En bref
- Les offres «Buy now, pay later» séduisent de plus en plus en Suisse, permettant d'acheter à crédit sans frais immédiats. Cependant, elles augmentent le risque d’endettement, notamment pour les jeunes consommateurs
- Le Conseil fédéral doit analyser les lacunes juridiques liées à ces offres et envisager des mesures comme exclure les mineurs ou imposer un contrôle strict de solvabilité
- Le marché suisse pourrait atteindre un volume de 3 à 4 milliards de CHF d’ici 2031, avec une croissance annuelle estimée à 10%
De nouvelles chaussures sont déjà sur vos pieds, mais pas un seul franc n'a encore quitté votre compte en banque. En Suisse, les offres «Buy now, pay later» («Achetez maintenant, payez plus tard») connaissent un succès croissant. Acheter à crédit en ligne est on ne peut plus simple: la facture est reportée ou fractionnée en plusieurs versements sur une période plus longue – ce qui revient, au fond, à un crédit à court terme.
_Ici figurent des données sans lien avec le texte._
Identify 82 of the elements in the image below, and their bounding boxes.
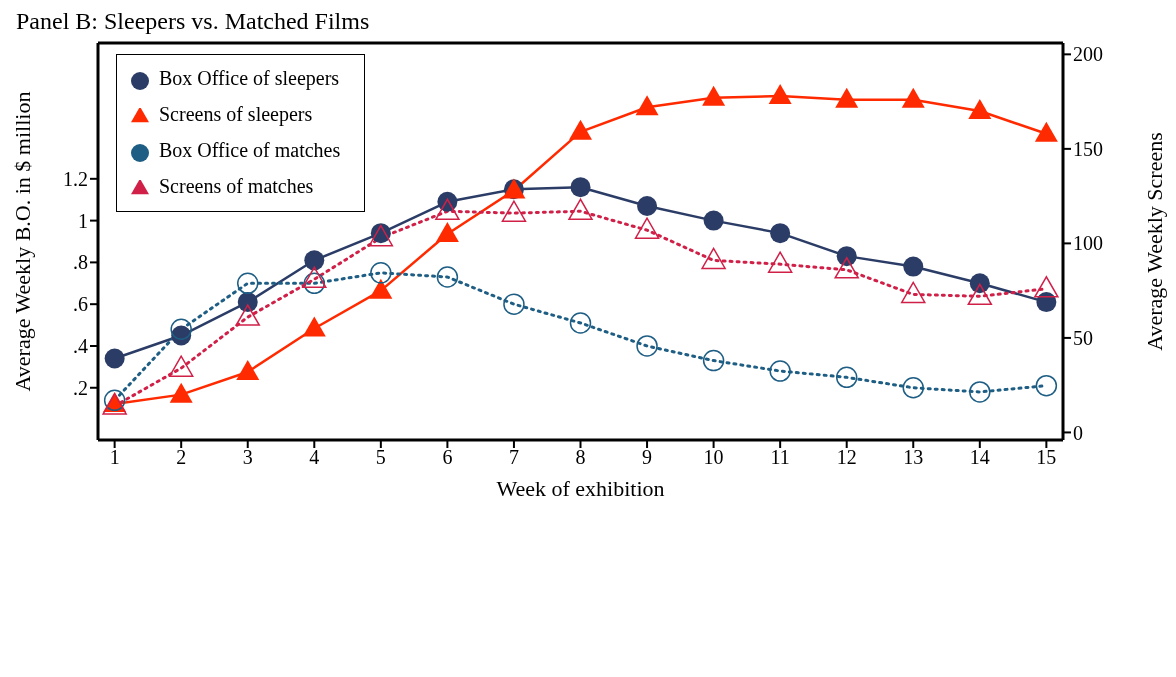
x-tick-label: 5 <box>375 446 386 469</box>
y-tick-label: .8 <box>73 251 88 274</box>
point <box>435 221 459 242</box>
point <box>235 304 260 326</box>
point <box>302 266 327 289</box>
point <box>769 360 791 382</box>
point <box>903 256 924 277</box>
point <box>637 195 658 216</box>
point <box>901 87 925 108</box>
legend-label: Screens of matches <box>159 175 314 197</box>
x-tick-label: 12 <box>836 446 857 469</box>
point <box>767 251 793 273</box>
x-tick-label: 11 <box>770 446 790 469</box>
y2-tick-label: 100 <box>1073 232 1103 255</box>
point <box>701 247 726 270</box>
y2-tick-label: 150 <box>1073 137 1103 160</box>
x-tick-label: 10 <box>703 446 724 469</box>
point <box>770 223 791 244</box>
x-tick-label: 4 <box>309 446 320 469</box>
point <box>834 257 859 279</box>
point <box>835 87 859 108</box>
point <box>303 272 326 295</box>
point <box>570 177 591 198</box>
y-axis-title: Average Weekly B.O. in $ million <box>9 91 35 392</box>
point <box>569 312 592 334</box>
point <box>1035 374 1058 397</box>
point <box>967 283 993 306</box>
point <box>169 382 193 403</box>
point <box>1034 276 1059 298</box>
point <box>1034 121 1058 142</box>
point <box>503 293 525 315</box>
x-tick-label: 15 <box>1036 446 1057 469</box>
point <box>568 198 593 220</box>
point <box>901 281 926 304</box>
point <box>436 266 459 288</box>
point <box>768 83 792 104</box>
x-tick-label: 9 <box>642 446 653 469</box>
point <box>636 335 658 357</box>
point <box>634 217 660 239</box>
point <box>236 359 260 380</box>
point <box>835 366 858 389</box>
y2-tick-label: 50 <box>1073 327 1093 350</box>
point <box>369 278 393 299</box>
y2-tick-label: 200 <box>1073 43 1103 66</box>
y-tick-label: 1.2 <box>63 167 88 190</box>
point <box>236 272 259 295</box>
point <box>370 262 392 284</box>
x-tick-label: 2 <box>176 446 187 469</box>
legend-label: Box Office of matches <box>159 139 341 161</box>
point <box>902 377 925 399</box>
y2-tick-label: 0 <box>1073 421 1083 444</box>
x-tick-label: 6 <box>442 446 453 469</box>
point <box>569 119 592 140</box>
y-tick-label: .2 <box>73 376 88 399</box>
point <box>635 95 659 116</box>
point <box>703 210 724 231</box>
x-tick-label: 13 <box>903 446 924 469</box>
chart-title: Panel B: Sleepers vs. Matched Films <box>16 8 370 35</box>
point <box>104 348 125 369</box>
y-tick-label: .4 <box>73 335 88 358</box>
y-tick-label: .6 <box>73 293 88 316</box>
point <box>168 355 194 377</box>
y2-axis-title: Average Weekly Screens <box>1141 132 1167 351</box>
legend-label: Screens of sleepers <box>159 103 313 125</box>
point <box>170 318 192 341</box>
point <box>968 99 992 120</box>
point <box>969 381 991 403</box>
point <box>435 198 460 220</box>
x-tick-label: 14 <box>969 446 990 469</box>
point <box>702 85 726 106</box>
x-tick-label: 7 <box>508 446 519 469</box>
y-tick-label: 1 <box>78 209 88 232</box>
point <box>304 250 325 271</box>
x-tick-label: 3 <box>242 446 253 469</box>
point <box>702 349 725 372</box>
x-tick-label: 1 <box>109 446 120 469</box>
point <box>302 316 326 337</box>
point <box>501 200 527 222</box>
legend-label: Box Office of sleepers <box>159 67 340 89</box>
x-axis-title: Week of exhibition <box>496 476 665 501</box>
point <box>836 246 857 267</box>
x-tick-label: 8 <box>575 446 586 469</box>
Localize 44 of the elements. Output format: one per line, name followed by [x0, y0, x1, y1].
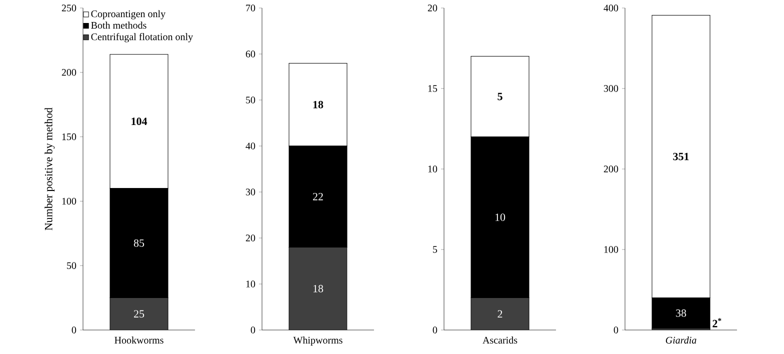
- y-tick-label: 0: [614, 326, 618, 334]
- y-tick-label: 20: [246, 234, 256, 242]
- data-label: 104: [132, 118, 148, 126]
- y-tick-label: 100: [604, 246, 618, 253]
- y-tick-label: 10: [428, 166, 438, 172]
- y-tick-label: 0: [250, 326, 256, 334]
- y-tick-label: 30: [246, 188, 256, 196]
- data-label: 2$^{*}$: [712, 318, 722, 328]
- data-label: 2: [498, 310, 502, 318]
- y-tick-label: 15: [428, 85, 438, 92]
- y-tick-label: 10: [246, 280, 256, 288]
- y-tick-label: 40: [246, 142, 256, 150]
- y-tick-label: 5: [433, 246, 438, 253]
- y-tick-label: 400: [604, 4, 618, 12]
- x-tick-label: Giardia: [666, 336, 696, 344]
- legend-label: Centrifugal flotation only: [91, 33, 194, 42]
- y-axis-title: Number positive by method: [44, 108, 55, 230]
- y-tick-label: 50: [246, 96, 256, 104]
- data-label: 18: [313, 100, 324, 108]
- data-label: 38: [676, 309, 686, 317]
- y-tick-label: 50: [67, 262, 76, 269]
- y-tick-label: 200: [62, 69, 76, 76]
- y-tick-label: 200: [604, 166, 618, 172]
- y-tick-label: 0: [432, 326, 438, 334]
- y-tick-label: 300: [604, 85, 618, 92]
- y-tick-label: 0: [72, 326, 76, 334]
- x-tick-label: Whipworms: [293, 336, 342, 346]
- y-tick-label: 70: [246, 4, 256, 12]
- data-label: 10: [495, 214, 506, 222]
- data-label: 22: [312, 192, 323, 200]
- x-tick-label: Ascarids: [482, 336, 518, 344]
- data-label: 5: [498, 92, 502, 100]
- data-label: 351: [673, 152, 689, 160]
- x-tick-label: Hookworms: [114, 336, 164, 344]
- legend-label: Coproantigen only: [91, 10, 166, 20]
- data-label: 85: [134, 239, 144, 247]
- y-tick-label: 60: [246, 50, 256, 58]
- y-tick-label: 100: [62, 198, 76, 205]
- legend-label: Both methods: [91, 22, 146, 29]
- data-label: 18: [313, 284, 324, 292]
- y-tick-label: 20: [428, 4, 438, 12]
- y-tick-label: 150: [62, 133, 76, 140]
- data-label: 25: [134, 310, 144, 318]
- y-tick-label: 250: [62, 4, 76, 12]
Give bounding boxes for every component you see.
Si la formule a de quoi séduire sur le papier – elle soulage en effet le porte-monnaie dans un premier temps –, l'addition peut vite s'avérer salée. Selon les prestataires, des intérêts ou des frais supplémentaires viennent fréquemment gonfler la note. Et puis, ceux qui accumulent plusieurs factures impayées ou manquent des échéances de paiement risquent de perdre le fil des dépenses. Le risque d’endettement s’en trouve accru.
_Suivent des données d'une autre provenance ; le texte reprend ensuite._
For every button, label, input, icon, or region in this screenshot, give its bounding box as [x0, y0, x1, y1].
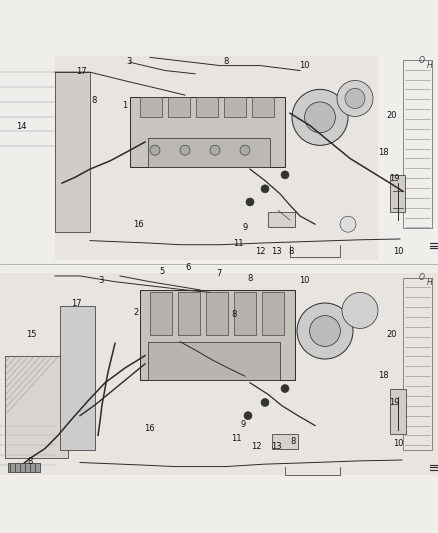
Text: H: H: [427, 278, 433, 287]
Bar: [390, 389, 406, 434]
Text: 8: 8: [223, 57, 228, 66]
Text: 10: 10: [299, 276, 310, 285]
Bar: [5, 356, 68, 458]
Circle shape: [310, 316, 340, 346]
Text: 11: 11: [231, 434, 242, 443]
Bar: [8, 463, 40, 472]
Circle shape: [240, 145, 250, 155]
Bar: [224, 97, 246, 117]
Bar: [206, 293, 228, 335]
Text: 8: 8: [289, 247, 294, 256]
Circle shape: [210, 145, 220, 155]
Bar: [140, 97, 162, 117]
Bar: [0, 273, 438, 475]
Text: 19: 19: [389, 174, 399, 183]
Text: 8: 8: [291, 437, 296, 446]
Bar: [178, 293, 200, 335]
Circle shape: [337, 80, 373, 116]
Text: 13: 13: [271, 247, 281, 256]
Circle shape: [345, 88, 365, 108]
Text: 14: 14: [16, 122, 26, 131]
Text: 1: 1: [122, 101, 127, 110]
Circle shape: [281, 384, 289, 392]
Text: 18: 18: [378, 372, 389, 381]
Circle shape: [244, 411, 252, 419]
Circle shape: [340, 216, 356, 232]
Circle shape: [246, 198, 254, 206]
Bar: [234, 293, 256, 335]
Bar: [148, 342, 280, 381]
Text: O: O: [419, 273, 425, 282]
Text: 16: 16: [133, 220, 143, 229]
Bar: [150, 293, 172, 335]
Bar: [268, 212, 295, 227]
Text: 20: 20: [387, 111, 397, 120]
Text: 9: 9: [243, 223, 248, 231]
Circle shape: [281, 171, 289, 179]
Bar: [55, 72, 90, 232]
Text: 20: 20: [387, 330, 397, 339]
Bar: [403, 60, 432, 228]
Circle shape: [297, 303, 353, 359]
Text: 10: 10: [299, 61, 310, 69]
Bar: [272, 434, 298, 449]
Text: 2: 2: [133, 308, 138, 317]
Circle shape: [304, 102, 336, 133]
Bar: [252, 97, 274, 117]
Text: 3: 3: [127, 57, 132, 66]
Circle shape: [150, 145, 160, 155]
Text: 17: 17: [76, 67, 86, 76]
Text: 10: 10: [393, 247, 404, 256]
Text: 16: 16: [144, 424, 154, 433]
Text: 17: 17: [71, 299, 82, 308]
Text: 10: 10: [393, 439, 404, 448]
Circle shape: [180, 145, 190, 155]
Text: 8: 8: [92, 95, 97, 104]
Circle shape: [261, 399, 269, 407]
Text: 8: 8: [232, 310, 237, 319]
Text: 9: 9: [240, 419, 246, 429]
Text: 3: 3: [98, 276, 103, 285]
Text: 8: 8: [247, 274, 252, 283]
Text: 15: 15: [26, 330, 37, 339]
Text: 5: 5: [159, 267, 165, 276]
Text: 13: 13: [271, 441, 281, 450]
Text: 11: 11: [233, 239, 244, 248]
Bar: [60, 306, 95, 450]
Text: 7: 7: [216, 270, 222, 278]
Circle shape: [292, 90, 348, 146]
Text: 12: 12: [255, 247, 266, 256]
Circle shape: [261, 185, 269, 193]
Bar: [262, 293, 284, 335]
Text: O: O: [419, 56, 425, 65]
Bar: [140, 290, 295, 381]
Text: 12: 12: [251, 441, 261, 450]
Bar: [390, 175, 405, 212]
Bar: [168, 97, 190, 117]
Circle shape: [342, 293, 378, 328]
Text: 19: 19: [389, 398, 399, 407]
Bar: [55, 56, 378, 260]
Text: 8: 8: [27, 457, 32, 466]
Text: 6: 6: [186, 263, 191, 272]
Bar: [403, 278, 432, 450]
Text: 18: 18: [378, 148, 389, 157]
Bar: [130, 97, 285, 167]
Bar: [148, 138, 270, 167]
Bar: [196, 97, 218, 117]
Text: H: H: [427, 61, 433, 70]
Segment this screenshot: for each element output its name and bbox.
Face à cette dérive, le modèle «Buy now, pay later» se retrouve désormais dans le viseur du Conseil fédéral: celui-ci recommande l’adoption de deux interventions parlementaires qui exigent une analyse plus approfondie du risque d’endettement lié à ce type d’offres. Berne doit proposer des mesures pour remédier à ce problème.
Les conseillers en endettement tirent la sonnette d’alarme
Ces interventions ont été déposées par le conseiller national vaudois des Vert-e-s Raphaël Mahaim, président de l’association faîtière «Dettes Conseils Suisse», et par sa collègue du Parti libéral démocrate (PLD), Patricia von Falkenstein. Cette initiative bénéficie d’un soutien au-delà des clivages politiques: les interventions ont été cosignées par des personnalités politiques tant de gauche que de droite.
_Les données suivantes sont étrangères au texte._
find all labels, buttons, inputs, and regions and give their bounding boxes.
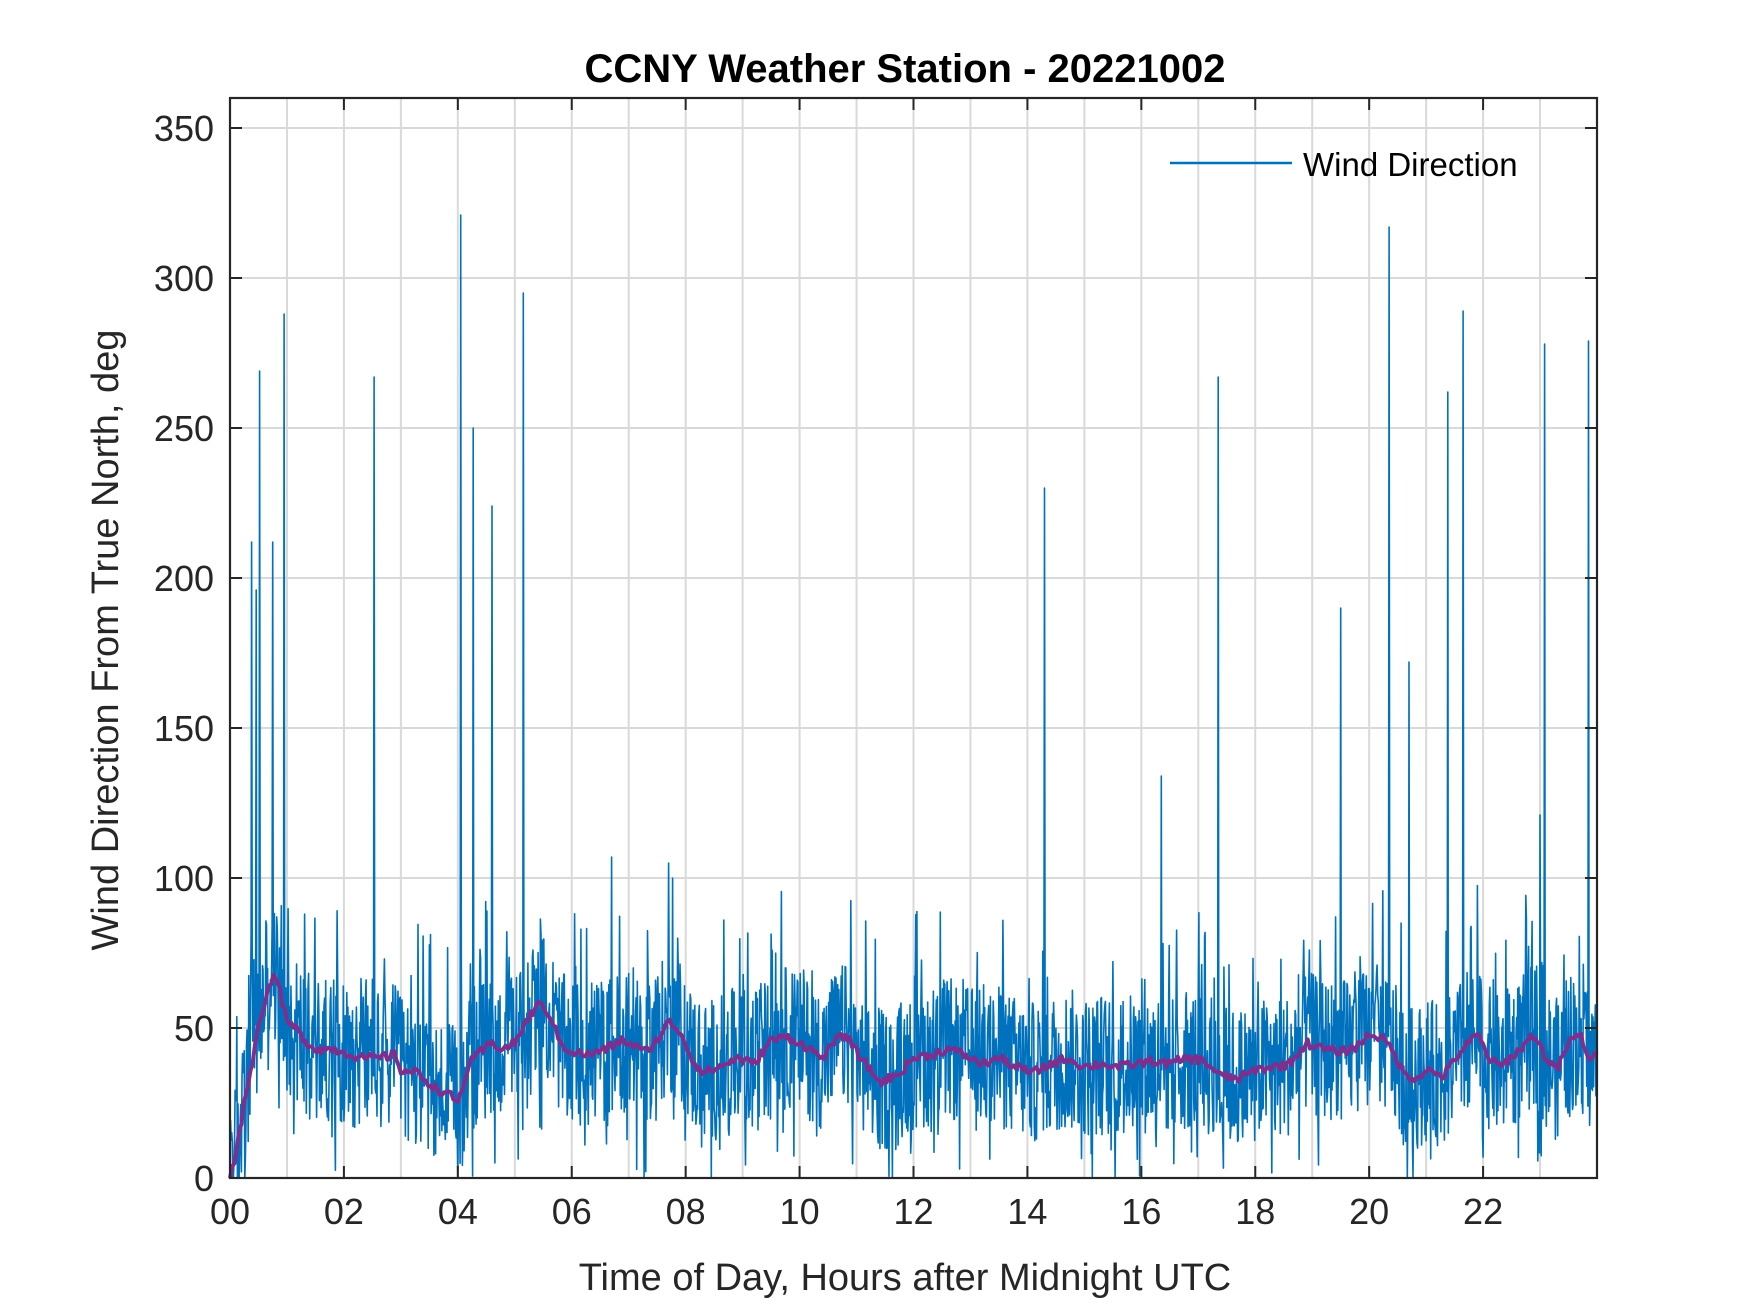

Dettes Conseils Suisse avait déjà tiré la sonnette d’alarme au printemps. Son directeur, Pascal Pfister, avait déclaré à Blick que les offres «Buy Now, Pay Later» gagnaient en importance, notamment auprès des jeunes, les conditions d’accès étant moins strictes que pour les crédits à la consommation classiques et les cartes de crédit. Pascal Pfister évoquait une «zone grise juridique».
Selon ces interventions parlementaires, le Conseil fédéral doit examiner quelles lacunes juridiques existent en matière de protection contre l’endettement et comment garantir un contrôle efficace de la solvabilité pour ce type d’offres. Des mesures fortes doivent également être étudiées, notamment l'éventualité d'exclure purement et simplement les mineurs ou les personnes faisant l'objet de poursuites.
Faut-il contrôler plus strictement la solvabilité?
Dans le même esprit, le Conseil fédéral devra se pencher sur le cas des clients qui recourent de manière répétée à ces achats à crédit. Le gouvernement doit préciser comment évaluer leur capacité financière dès lors que le cumul de leurs engagements dépasse la barre des 500 francs. Ce seuil correspond précisément au plancher fixé par la loi sur le crédit à la consommation.
Ce secteur devrait continuer à se développer: les estimations tablent sur une croissance annuelle d’environ 10%. Selon ces prévisions, le volume des opérations «Buy now, pay later» en Suisse pourrait atteindre trois à quatre milliards de francs d’ici cinq ans.